La parte demandada alega que no intervino en el contrato de subrogación hipotecaria y no era de aplicación la OM de 1994. No es posible compartir estas alegaciones pues la entidad financiera, cuando acepta la subrogación en el préstamo con garantía hipotecaria del consumidor quedando este último como deudor en lugar de la primitiva prestataria, debe cuidar que los clientes conozcan las condiciones que contratan, a fin de evitar que se considere nula y no exigible la impuesta, por virtud de lo dispuesto en los artículos 5 y 7 de la Ley de Condiciones Generales de la Contratación, pero además, en atención a lo previsto en el artículo 8.2 de tal norma, cuando contrate con consumidores, debe asegurarse de la comprensibilidad real de los aspectos básicos del contrato que reglamenten las condiciones generales, y ello al margen de cumplir y no infringir la normativa sectorial. Así lo hemos señalado reiteradamente, entre otras, en nuestras sentencias de 13 de enero y 28 de noviembre de 2014, corroborando esta doctrina la reciente STS de 24 de noviembre de 2017. En el caso de autos, la cláusula suelo no se incorporó a la escritura de compraventa con subrogación y, de otro lado, ninguna prueba se ha practicado en relación con el cumplimiento del segundo filtro de transparencia Por todo lo expuesto, y en la medida que concurren los seis signos reveladores de la falta de transparencia de las cláusulas suelo establecidos por la STS de 9 de mayo de 2013, ha de considerarse suficiente para concluir que la entidad demandada no informó perfectamente a la demandante de que, en el caso de bajar el índice de referencia, su préstamo se convertiría, de facto, en un préstamo a interés fijo en el que las variaciones del tipo de referencia a la baja probablemente no repercutirán o lo harán de forma imperceptible en su beneficio, por lo que el mismo no pudo comprender de modo real el alcance y repercusión que la cláusula tendría en el futuro.

No habiendo superado la cláusula impugnada el doble filtro de transparencia establecido por la jurisprudencia consolidada de nuestro Tribunal Supremo, procede declarar la nulidad de la cláusula limitativa del interés variable que se contiene en la escritura pública autorizada por el Notario de Armilla D. Cristóbal Gámiz Aguilera con n. º de protocolo 462 el 15 de abril de 2009.

Conforme a la doctrina fijada en la STJUE de 21 de diciembre de 2016 posteriormente asumida por la STS de 24 de febrero de 2015 la consecuencia de la nulidad de la cláusula suelo debe ser la restitución a la parte actora de las cantidades que se hubiesen cobrado en exceso respecto al interés variable pactado como consecuencia de la cláusula declarada nula más los intereses legales devengados desde la fecha de cada cobro.

Dado que la estimación de del recurso supone la estimación de la demanda, procede imponer, conforme prevé el art. 394 LEC, las costas de la primera instancia a la parte demandada.

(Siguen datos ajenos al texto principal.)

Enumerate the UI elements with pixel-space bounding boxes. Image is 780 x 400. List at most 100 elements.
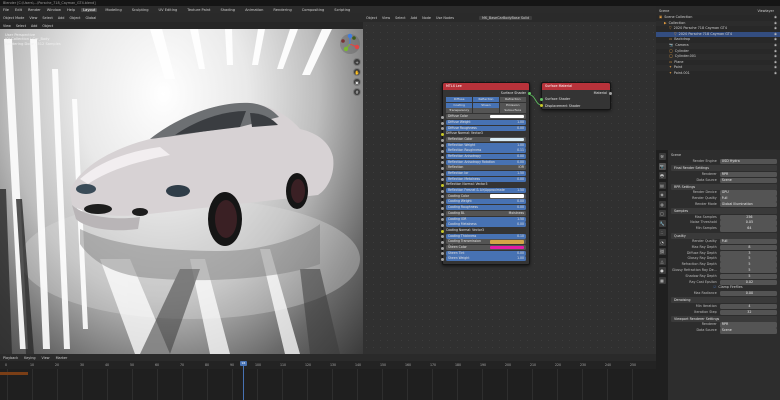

CUARTO.- Al haberse estimado el recurso de apelación conforme a lo dispuesto en los artículos 398.2 LEC, no procede imponer las costas devengadas en esta segunda instancia

Fallo

ESTIMAMOS el recurso de apelación interpuesto por Dª Justa y revocamos la Sentencia 30 de enero de 2019 dictada por el Juzgado de Primera Instancia 9 de Granada en los autos 228/2018, declarando la nulidad de la cláusula que establece el límite de la variación del tipo de interés incorporada en la escritura pública autorizada por el Notario de Armilla D. Cristóbal Gámiz Aguilera con n. º de protocolo 462 el 15 de abril de 2009, condenando a la entidad financiera demandada a recalcular y rehacer el cuadro de amortización sin incluir la cláusula suelo y a devolver las cantidades indebidamente abonadas desde la fecha de constitución del préstamo hasta la eliminación efectiva de la cláusula suelo más los intereses legales desde la fecha de cada cobro con expresa condena en costas a la parte demandada No procede imponer las costas devengadas en segunda instancia.

Procédase a la devolución del depósito constituido para recurrir.

Contra esta resolución cabe recurso de casación siempre que la resolución del recurso presente interés casacional a interponer ante este Tribunal en el plazo de VEINTE DÍAS, a contar desde el siguiente a su notificación, siendo resuelto por la Sala 1ª de lo Civil del Tribunal Supremo.

Así, por esta nuestra sentencia, definitivamente juzgando, lo pronunciamos, mandamos y firmamos.